Помимо Сурина и Чужакина к приземлившемуся парашютисту подбежали Черемисин и Асабин и некоторые другие жители этого района. Они сняли с Пауэрса шлемофон с каской, и он обратился к ним на английском языке, которого они не понимали. Тем не менее, они догадались, что приземлившийся парашютист иностранец, и это насторожило их. '
Черемисин тут же изъял у парашютиста висевший у него на поясе в кожаной кобуре длинноствольный бесшумный пистолет и финский нож.
На процессе свидетели изложили эти обстоятельства. Подсудимый Пауэрс подтвердил показания свидетелей:
«Председательствующий: Подсудимый Пауэрс, у Вас есть вопросы к свидетелю Асабину?
Пауэрс: Вопросов нет.
Председательствующий: У Вас есть какие-либо замечания по показаниям свидетеля?
Пауэрс: Его показания правдивы, и, если разрешите мне, я хотел бы поблагодарить его за то, что он сделал для меня тогда».
После допроса свидетелей Сурина и Черемисина Пауэрс показал:
«Председательствующий: Подсудимый Пауэрс, имеются ли у Вас вопросы к свидетелям?

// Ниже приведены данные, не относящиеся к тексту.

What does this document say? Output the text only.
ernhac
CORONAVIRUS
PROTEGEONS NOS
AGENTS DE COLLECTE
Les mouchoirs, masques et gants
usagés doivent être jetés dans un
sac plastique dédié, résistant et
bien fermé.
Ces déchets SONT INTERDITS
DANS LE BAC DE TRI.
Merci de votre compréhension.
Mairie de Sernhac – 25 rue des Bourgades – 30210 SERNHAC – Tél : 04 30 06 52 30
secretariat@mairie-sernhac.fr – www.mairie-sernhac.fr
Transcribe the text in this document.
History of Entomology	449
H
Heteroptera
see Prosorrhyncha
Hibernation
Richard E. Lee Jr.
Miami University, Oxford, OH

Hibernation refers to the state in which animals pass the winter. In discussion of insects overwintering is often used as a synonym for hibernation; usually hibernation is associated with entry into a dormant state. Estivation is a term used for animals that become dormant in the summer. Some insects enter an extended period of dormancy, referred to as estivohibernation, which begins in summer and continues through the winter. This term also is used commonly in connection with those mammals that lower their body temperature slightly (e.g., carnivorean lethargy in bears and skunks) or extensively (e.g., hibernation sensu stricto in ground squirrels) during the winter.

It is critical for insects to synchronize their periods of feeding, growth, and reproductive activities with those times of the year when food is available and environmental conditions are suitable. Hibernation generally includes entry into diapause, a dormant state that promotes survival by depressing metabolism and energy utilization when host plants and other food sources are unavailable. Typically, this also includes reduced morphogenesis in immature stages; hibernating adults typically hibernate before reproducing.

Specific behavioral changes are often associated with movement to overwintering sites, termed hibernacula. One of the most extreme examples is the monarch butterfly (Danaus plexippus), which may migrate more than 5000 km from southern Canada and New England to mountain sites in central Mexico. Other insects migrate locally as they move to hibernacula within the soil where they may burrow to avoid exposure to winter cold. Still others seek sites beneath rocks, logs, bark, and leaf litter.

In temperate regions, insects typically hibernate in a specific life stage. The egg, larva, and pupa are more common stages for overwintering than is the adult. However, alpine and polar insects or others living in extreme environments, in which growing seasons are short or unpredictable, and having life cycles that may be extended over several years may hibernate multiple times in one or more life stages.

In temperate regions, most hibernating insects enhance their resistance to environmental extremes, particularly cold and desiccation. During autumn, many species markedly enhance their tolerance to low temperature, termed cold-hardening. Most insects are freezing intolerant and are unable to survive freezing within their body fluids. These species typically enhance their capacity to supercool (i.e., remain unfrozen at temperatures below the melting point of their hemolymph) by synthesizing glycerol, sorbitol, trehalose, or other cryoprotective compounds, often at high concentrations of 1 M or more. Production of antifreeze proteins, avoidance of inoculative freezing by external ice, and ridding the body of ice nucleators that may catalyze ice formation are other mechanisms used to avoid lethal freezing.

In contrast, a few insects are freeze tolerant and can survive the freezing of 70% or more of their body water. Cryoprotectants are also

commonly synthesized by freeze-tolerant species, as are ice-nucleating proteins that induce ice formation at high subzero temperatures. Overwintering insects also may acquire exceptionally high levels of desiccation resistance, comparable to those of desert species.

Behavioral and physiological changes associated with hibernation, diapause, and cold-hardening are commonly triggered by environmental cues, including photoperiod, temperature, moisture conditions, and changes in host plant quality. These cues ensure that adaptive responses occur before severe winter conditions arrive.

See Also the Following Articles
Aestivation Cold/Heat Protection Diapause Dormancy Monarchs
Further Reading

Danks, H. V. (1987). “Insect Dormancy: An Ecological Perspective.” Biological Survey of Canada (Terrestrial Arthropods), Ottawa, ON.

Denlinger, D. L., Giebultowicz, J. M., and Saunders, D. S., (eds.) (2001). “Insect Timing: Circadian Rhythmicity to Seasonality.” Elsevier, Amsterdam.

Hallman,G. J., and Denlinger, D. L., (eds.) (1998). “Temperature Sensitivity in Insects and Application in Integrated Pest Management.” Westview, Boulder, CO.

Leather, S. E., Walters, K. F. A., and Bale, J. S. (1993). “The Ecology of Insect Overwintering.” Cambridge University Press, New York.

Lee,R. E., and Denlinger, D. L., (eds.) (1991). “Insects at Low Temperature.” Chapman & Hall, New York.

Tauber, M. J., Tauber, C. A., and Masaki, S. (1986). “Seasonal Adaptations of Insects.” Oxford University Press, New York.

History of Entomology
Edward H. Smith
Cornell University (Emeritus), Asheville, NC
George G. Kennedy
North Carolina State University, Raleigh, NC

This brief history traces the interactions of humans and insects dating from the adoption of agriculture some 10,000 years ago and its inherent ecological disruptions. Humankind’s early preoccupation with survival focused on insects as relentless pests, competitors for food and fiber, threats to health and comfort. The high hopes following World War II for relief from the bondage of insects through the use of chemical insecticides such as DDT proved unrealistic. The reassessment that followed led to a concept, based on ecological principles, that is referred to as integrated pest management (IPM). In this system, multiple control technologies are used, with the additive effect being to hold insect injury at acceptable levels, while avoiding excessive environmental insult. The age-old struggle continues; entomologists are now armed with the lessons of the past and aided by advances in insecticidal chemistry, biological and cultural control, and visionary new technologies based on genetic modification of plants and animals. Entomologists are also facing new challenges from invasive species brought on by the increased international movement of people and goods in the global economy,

Пауэрс: Нет, вопросов нет.
Председательствующий: Замечания имеете?
Пауэрс: Я хочу выразить свою благодарность за помощь, которая была оказана мне всеми этими людьми в тот день, Это первая возможность поблагодарить их, которая мне представилась, и я рад сделать это».
Благодаря свидетелей за помощь, Пауэрс имел в виду, что они после его задержания дали ему пить, а затем, когда он пожаловался на головную боль, вызвали врача, оказавшего ему необходимую помощь.
На суде по этому поводу Пауэрс показал:
«Адвокат Гринев: Оказали ли Вы сопротивление при задержании и намеревались ли вы вообще оказать сопротивление?
Пауэрс: Нет, сопротивления я не оказывал и не намеревался оказывать.
Гринев: Как к Вам отнеслись при задержании и впоследствии?
Пауэрс: Гораздо лучше, чем я ожидал. (Оживление в зале). Очевидно, когда меня впервые увидели, то не подумали, что я иностранец. Когда я приземлился, мне помогли погасить парашют, помогли снять шлем. Я попытался объясниться, и они, естественно, решили меня задержать. По дороге, когда, очевидно, меня везли к властям, я попросил попить. Машину остановили и дали мне воды. Мне также предложили сигареты. Мы пытались беседовать, но друг друга не поняли. Мне кажется, что я понял слово ^Америка»* или «американец» и дал понять знаками, что я американец. Думаю, что они это поняли. Когда меня привезли — я не знаю, как называлось то учреждение, где были власти, — я пожаловался на головную боль, ибо я ударился головой, когда был сбит самолет. Был вызван врач. Он осмотрел голову и оказал необходимую помощь. У меня были царапины, ссадины на правой ноге. Пытались со мной беседовать на немецком языке, но я не понимаю по-немецки. Оттуда меня повезли в Свердловск. Там был переводчик, мне дали воды, и я ответил на несколько вопросов. Из Свердловска меня привезли сюда и на протяжении всего этого времени со мной очень хорошо обращались.
Гринев: Являются ли данные Вами показания искренними и правдивыми?
Пауэрс: Да, но я не могу ручаться за те предположительные утверждения, которые я делал. Иногда я высказывал свое мнение или просто излагал предположение по тому или иному вопросу.